I haven’t had any problems with my two headsets and Fedora. Not sure what the difference is.


Really depends on the hardware. My XPS 17 didn’t have fully functional sound (speakers, mic, headset) until kernel 5.11. And even then, if I restart, I lose everything except speakers. The solution is to shutdown and then boot up.

An older latitude works perfectly.


Nothing Blue Tooth "just works"... maybe in another 100 years or so.


Shouldn't those Bluetooth issues be fixed by PulseAudio 15?


Yeah my Jabra headset works flawlessly on Ubuntu.


Mine doesn't. I have a Jabra 75t elite, 20.04, and after trying to unpair and repair 3 times I have to run this goddamn script to keep the microphone volume up or it always auto-adjusts it to 0.

https://github.com/dheera/scripts/blob/master/jabra-stop-cha...

Also, if you didn't do what my parent post's script did, you probably have shitty audio on your Jabra.

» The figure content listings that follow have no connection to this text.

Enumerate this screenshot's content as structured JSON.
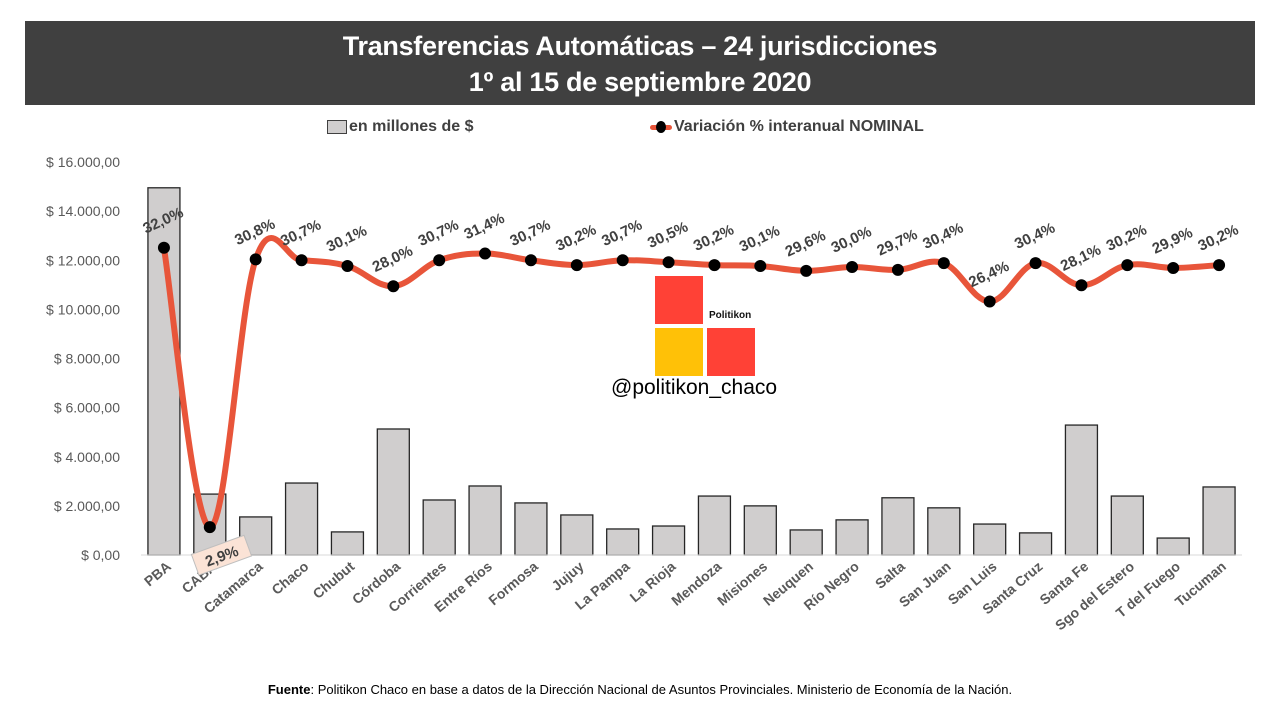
{
  "header": {
    "title_line1": "Transferencias Automáticas – 24 jurisdicciones",
    "title_line2": "1º al 15 de septiembre 2020"
  },
  "legend": {
    "bars_label": "en millones de $",
    "line_label": "Variación % interanual NOMINAL"
  },
  "logo": {
    "brand": "Politikon",
    "handle": "@politikon_chaco",
    "colors": {
      "red": "#ff4136",
      "yellow": "#ffc107"
    }
  },
  "footer": {
    "source_label": "Fuente",
    "source_text": ": Politikon Chaco en base a datos de la Dirección Nacional de Asuntos Provinciales. Ministerio de Economía de la Nación."
  },
  "chart_data": {
    "type": "bar+line",
    "title": "Transferencias Automáticas – 24 jurisdicciones 1º al 15 de septiembre 2020",
    "legend_position": "top",
    "categories": [
      "PBA",
      "CABA",
      "Catamarca",
      "Chaco",
      "Chubut",
      "Córdoba",
      "Corrientes",
      "Entre Ríos",
      "Formosa",
      "Jujuy",
      "La Pampa",
      "La Rioja",
      "Mendoza",
      "Misiones",
      "Neuquen",
      "Río Negro",
      "Salta",
      "San Juan",
      "San Luis",
      "Santa Cruz",
      "Santa Fe",
      "Sgo del Estero",
      "T del Fuego",
      "Tucuman"
    ],
    "y_axis": {
      "ylim": [
        0,
        16000
      ],
      "ticks": [
        0,
        2000,
        4000,
        6000,
        8000,
        10000,
        12000,
        14000,
        16000
      ],
      "tick_labels": [
        "$ 0,00",
        "$ 2.000,00",
        "$ 4.000,00",
        "$ 6.000,00",
        "$ 8.000,00",
        "$ 10.000,00",
        "$ 12.000,00",
        "$ 14.000,00",
        "$ 16.000,00"
      ],
      "grid": false
    },
    "series": [
      {
        "name": "en millones de $",
        "type": "bar",
        "color": "#d0cece",
        "values": [
          14950,
          2480,
          1550,
          2930,
          940,
          5130,
          2240,
          2810,
          2120,
          1630,
          1060,
          1180,
          2400,
          2000,
          1020,
          1430,
          2330,
          1920,
          1260,
          900,
          5290,
          2400,
          690,
          2770
        ]
      },
      {
        "name": "Variación % interanual NOMINAL",
        "type": "line",
        "axis": "secondary",
        "color": "#e8553a",
        "values": [
          32.0,
          2.9,
          30.8,
          30.7,
          30.1,
          28.0,
          30.7,
          31.4,
          30.7,
          30.2,
          30.7,
          30.5,
          30.2,
          30.1,
          29.6,
          30.0,
          29.7,
          30.4,
          26.4,
          30.4,
          28.1,
          30.2,
          29.9,
          30.2
        ],
        "labels": [
          "32,0%",
          "2,9%",
          "30,8%",
          "30,7%",
          "30,1%",
          "28,0%",
          "30,7%",
          "31,4%",
          "30,7%",
          "30,2%",
          "30,7%",
          "30,5%",
          "30,2%",
          "30,1%",
          "29,6%",
          "30,0%",
          "29,7%",
          "30,4%",
          "26,4%",
          "30,4%",
          "28,1%",
          "30,2%",
          "29,9%",
          "30,2%"
        ]
      }
    ]
  }
}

I have the same pair, they work flawlessly on my Manjaro desktop/laptop. The audio sounds the same as it does on Windows/Android/Apple devices, at least on my machines.


I'm not very familiar with using Bluetooth with Linux, but looking at the script this appears to be a pulseaudio thing more than a Linux thing.


Yeah well ... I'm not an audio driver engineer, my Linux distro is the most popular (Ubuntu), came with PulseAudio, and I just want my audio to "just work" so I can have my damn meeting and work on the other Linux-based things I need to work on.